Séparer le mariage traditionnel de l’État
Après la séparation de l’Église et de l’État, allons jusqu’au bout et revendiquons sans crainte la séparation du mariage et de l’État.
Les partisans du « mariage pour tous » ont tendance à identifier leur combat avec celui de la liberté individuelle. Malheureusement, c’est exactement le contraire. La redéfinition du mariage par l’État menace gravement les libertés individuelles. Si vous n’êtes pas d’accord avec cette redéfinition du mariage, quand celle-ci sera imposée par la loi, aurez-vous le droit de le dire ? Les églises ou les communautés qui ne reconnaissent pas le « mariage » homosexuel ne seront-elles pas passibles de pénalités et ne feront-elles pas l’objet de poursuites judiciaires fondées sur des lois anti-discrimination ? Allons plus loin, une telle redéfinition du mariage signifie en réalité la négation du mariage traditionnel fondé sur la différence sexuelle, protection irremplaçable et inestimable de l’enfant. Or, au nom de quoi un groupe d’intérêt particulier pourrait-il exiger, avec l’appui de l’État, qu’on détruise une institution de droit naturel ? Le « mariage pour tous » n’est rien d’autre qu’une forme de constructivisme ou d’ingénierie sociale visant à réinventer une structure millénaire.
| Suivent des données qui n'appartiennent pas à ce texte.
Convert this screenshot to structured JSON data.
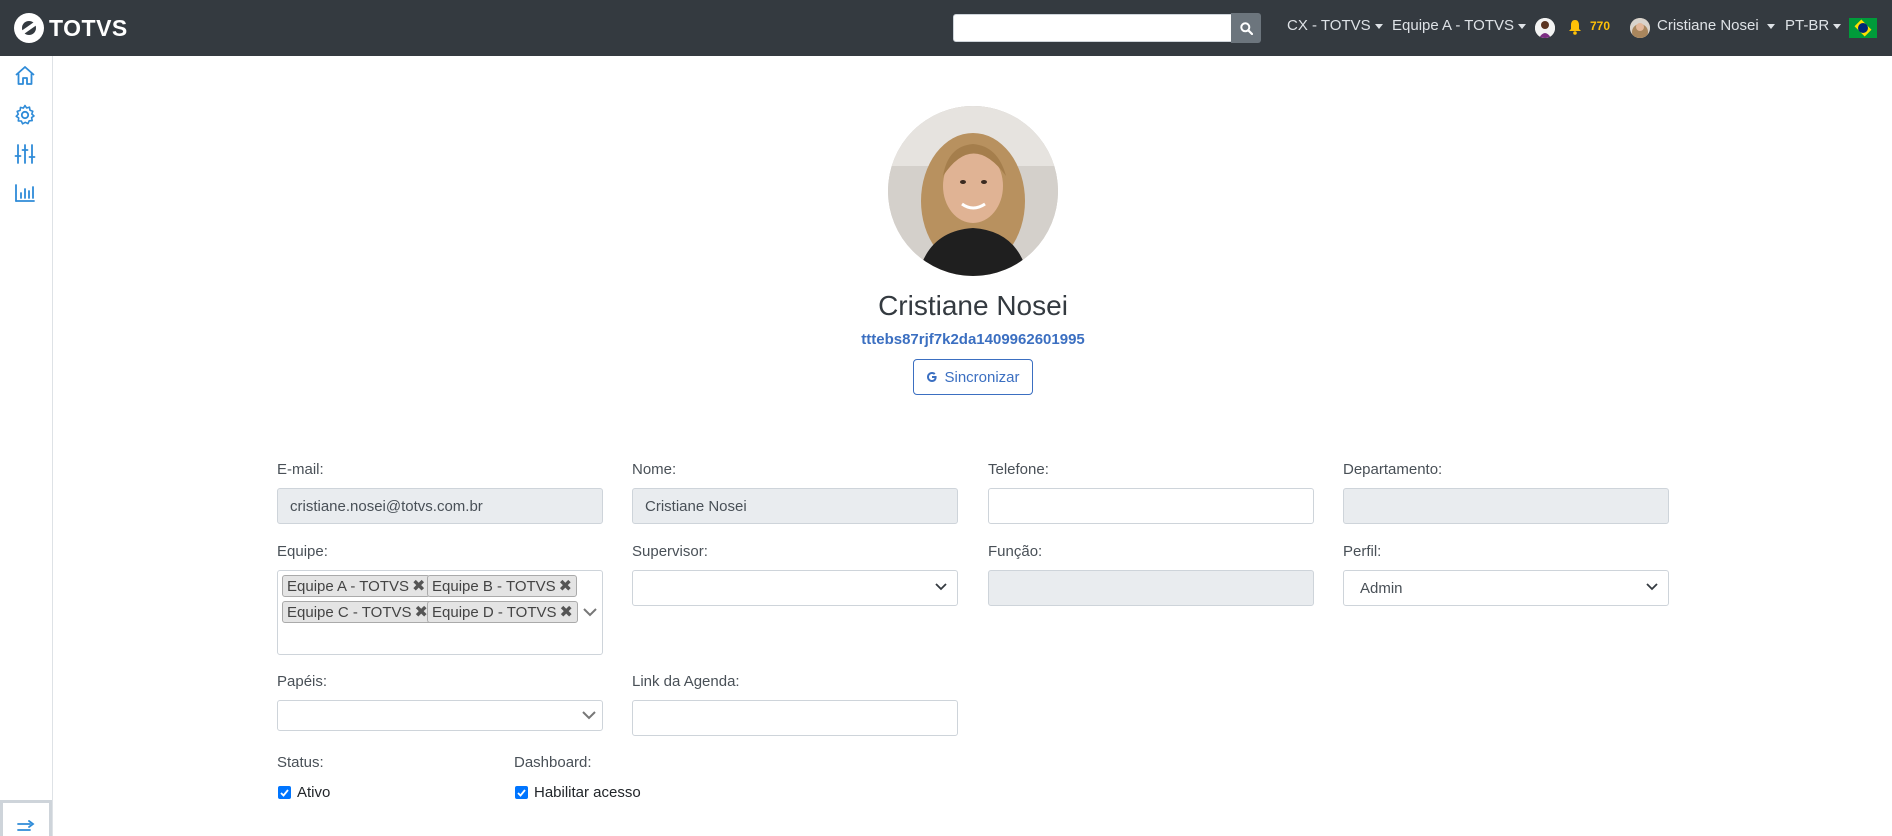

De ce point de vue il faut se rendre à l’évidence, l’État ne protège pas la famille, il en est le véritable fossoyeur.
La police de la pensée homosexuelle
On peut parler de dérive totalitaire quand on observe la police de la pensée homosexuelle à l’œuvre au Canada et aux États-Unis. Six États américains, dont New-York, on légalisé le « same-sex marriage ». Récemment, plusieurs médias aux États-Unis ont comparé ceux qui s’opposent au mariage des homosexuels à ceux qui, au XIXème siècle, étaient en faveur de l’esclavage et ceux qui, au XXe siècle, s’opposaient à la déségrégation. La diabolisation est en marche. Bien entendu de telles accusations sont parfaitement mensongères. Depuis des décennies, les couples de même sexe ont déjà obtenu toutes les libertés auxquelles ils avaient droit. Ils ont parfaitement le droit de revendiquer publiquement leur orientation sexuelle et de former n’importe quel type d’arrangement juridique de leur choix. S’ils veulent appeler leur contrat un mariage, ils ont toute liberté de le faire. Ils sont également libres de se marier dans le sens traditionnel du terme. Rien n’interdit à un homme gay de se marier à une femme ou à une lesbienne de se marier à un homme. Le mariage traditionnel n’est pas interdit aux homosexuels que je sache.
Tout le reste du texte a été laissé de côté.